Had been promised an ice cream soda.

Since 1995, Word Detective columns have been posted on the web a few months after they were carried in newspapers. All columns eventually appear, in complete form, free for anyone to read, on this web site.







This is the introduction to The Word Detective, a collection of these columns published by Algonquin Books in 2000:


It all started with sticky dimes. It was 1958, I was eight years old, and my older sister and I sat in the library of my family’s home in suburban Connecticut, opening the dozen or so envelopes that had arrived in the day’s mail. Each envelope contained ten cents in some form — usually dimes or nickels taped securely to small pieces of cardboard, but sometimes a hodgepodge of stamps — and it was our job to extract the loot and sort it dutifully into plastic salad bowls. A grownup would probably have regarded our task as tedious, but we, innocent of child labor laws, had begged our parents to let us open the letters.

In my eight-year-old world, encountering just one letter containing actual money would have been a memorable event. A pile of such magic envelopes was a postal miracle that boggled my small mind, on a par with having the Tooth Fairy drop by for dinner. As a matter of fact, I was beginning to have my doubts about the Tooth Fairy’s existence, but here was solid evidence of a Mail Fairy out there somewhere with an apparently inexhaustible supply of sticky dimes.

To my parents, however, the dimes were simply the fruits of a good idea.

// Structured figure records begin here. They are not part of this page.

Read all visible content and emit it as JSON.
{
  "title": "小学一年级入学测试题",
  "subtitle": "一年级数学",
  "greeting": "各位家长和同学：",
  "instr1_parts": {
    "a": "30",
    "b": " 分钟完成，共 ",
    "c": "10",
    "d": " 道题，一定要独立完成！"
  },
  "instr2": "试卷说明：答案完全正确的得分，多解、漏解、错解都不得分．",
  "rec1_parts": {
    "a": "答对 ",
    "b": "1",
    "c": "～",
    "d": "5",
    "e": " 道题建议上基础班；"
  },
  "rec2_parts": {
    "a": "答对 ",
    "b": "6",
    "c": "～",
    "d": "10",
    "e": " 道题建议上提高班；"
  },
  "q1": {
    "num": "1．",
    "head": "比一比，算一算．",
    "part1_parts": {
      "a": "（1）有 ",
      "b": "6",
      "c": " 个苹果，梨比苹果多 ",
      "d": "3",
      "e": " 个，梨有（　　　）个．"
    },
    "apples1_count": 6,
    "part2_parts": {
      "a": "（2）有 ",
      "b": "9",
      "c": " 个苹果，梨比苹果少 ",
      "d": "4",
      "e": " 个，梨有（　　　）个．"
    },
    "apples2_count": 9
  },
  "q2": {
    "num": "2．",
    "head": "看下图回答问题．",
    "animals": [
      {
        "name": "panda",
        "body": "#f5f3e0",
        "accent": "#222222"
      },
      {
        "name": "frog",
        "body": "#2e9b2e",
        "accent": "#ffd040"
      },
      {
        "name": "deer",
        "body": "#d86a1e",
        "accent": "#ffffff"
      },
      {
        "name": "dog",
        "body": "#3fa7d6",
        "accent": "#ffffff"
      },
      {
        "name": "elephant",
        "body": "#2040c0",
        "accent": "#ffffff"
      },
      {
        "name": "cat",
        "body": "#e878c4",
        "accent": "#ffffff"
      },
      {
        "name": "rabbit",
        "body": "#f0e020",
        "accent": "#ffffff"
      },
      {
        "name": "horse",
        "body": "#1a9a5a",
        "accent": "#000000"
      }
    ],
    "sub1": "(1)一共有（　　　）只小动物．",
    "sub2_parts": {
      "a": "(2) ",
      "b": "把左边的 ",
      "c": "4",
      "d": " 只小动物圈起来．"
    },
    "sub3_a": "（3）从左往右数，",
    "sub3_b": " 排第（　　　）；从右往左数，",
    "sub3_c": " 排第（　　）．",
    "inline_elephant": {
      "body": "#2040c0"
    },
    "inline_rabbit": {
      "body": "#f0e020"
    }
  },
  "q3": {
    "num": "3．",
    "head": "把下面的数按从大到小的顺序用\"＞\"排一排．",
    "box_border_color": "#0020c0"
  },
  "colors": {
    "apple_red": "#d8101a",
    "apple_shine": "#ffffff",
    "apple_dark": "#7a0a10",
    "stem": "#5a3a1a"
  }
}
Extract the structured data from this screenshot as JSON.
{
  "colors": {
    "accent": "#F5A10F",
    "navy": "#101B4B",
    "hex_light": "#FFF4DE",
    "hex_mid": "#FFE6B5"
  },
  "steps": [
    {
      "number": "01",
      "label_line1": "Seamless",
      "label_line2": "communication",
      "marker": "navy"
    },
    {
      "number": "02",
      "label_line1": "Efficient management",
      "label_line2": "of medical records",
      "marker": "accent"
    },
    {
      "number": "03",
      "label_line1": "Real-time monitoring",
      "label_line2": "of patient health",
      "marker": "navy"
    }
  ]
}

My father was Editor-in-Chief of Grosset & Dunlap, a large publishing firm in New York City. Several years earlier he had begun writing a syndicated newspaper column called Words, Wit and Wisdom, answering readers’ questions about word origins and language usage, and he had learned several useful things about his readers from the questions they sent in. His readers were very insecure about the size of their vocabularies, they were similarly worried about making grammatical errors, and they were fascinated and often mystified by “teen” slang. My parents’ good idea was to produce simple, helpful pamphlets on each of these topics and market them through my father’s column for ten cents each. The response from readers was phenomenal, and soon my sister and I were stuffing envelopes with copies of “The Morris Self-Scoring Home Vocabulary Test,” a hipster glossary called “The Real Gone Lexicon” and similar creations.

I was aware of my father’s vocation, of course, although I tended to view his profession through the pragmatic prism of a young boy’s interests. I was oblivious to the fact that Grosset published some of the most popular novels of the 1950s, but I was thrilled that my father apparently possessed the keys to a bottomless trove of the Hardy Boys, Steve Canyon and Tom Swift, Jr. books I loved.

My parents encouraged all their children to read, and I watched relatively little television as a child. The problem my parents faced was not in getting us to read, but in getting us to stop. “No reading at the dinner table” was a frequent admonition, which we quietly subverted by memorizing the ingredients list of every condiment on the table. My sister and I argued over first crack at each new Life, Look or Newsweek that arrived in the mail, and I spent many an afternoon driving my mother to distraction by following her from room to room begging her to explain the notoriously oblique cartoons in The New Yorker to me.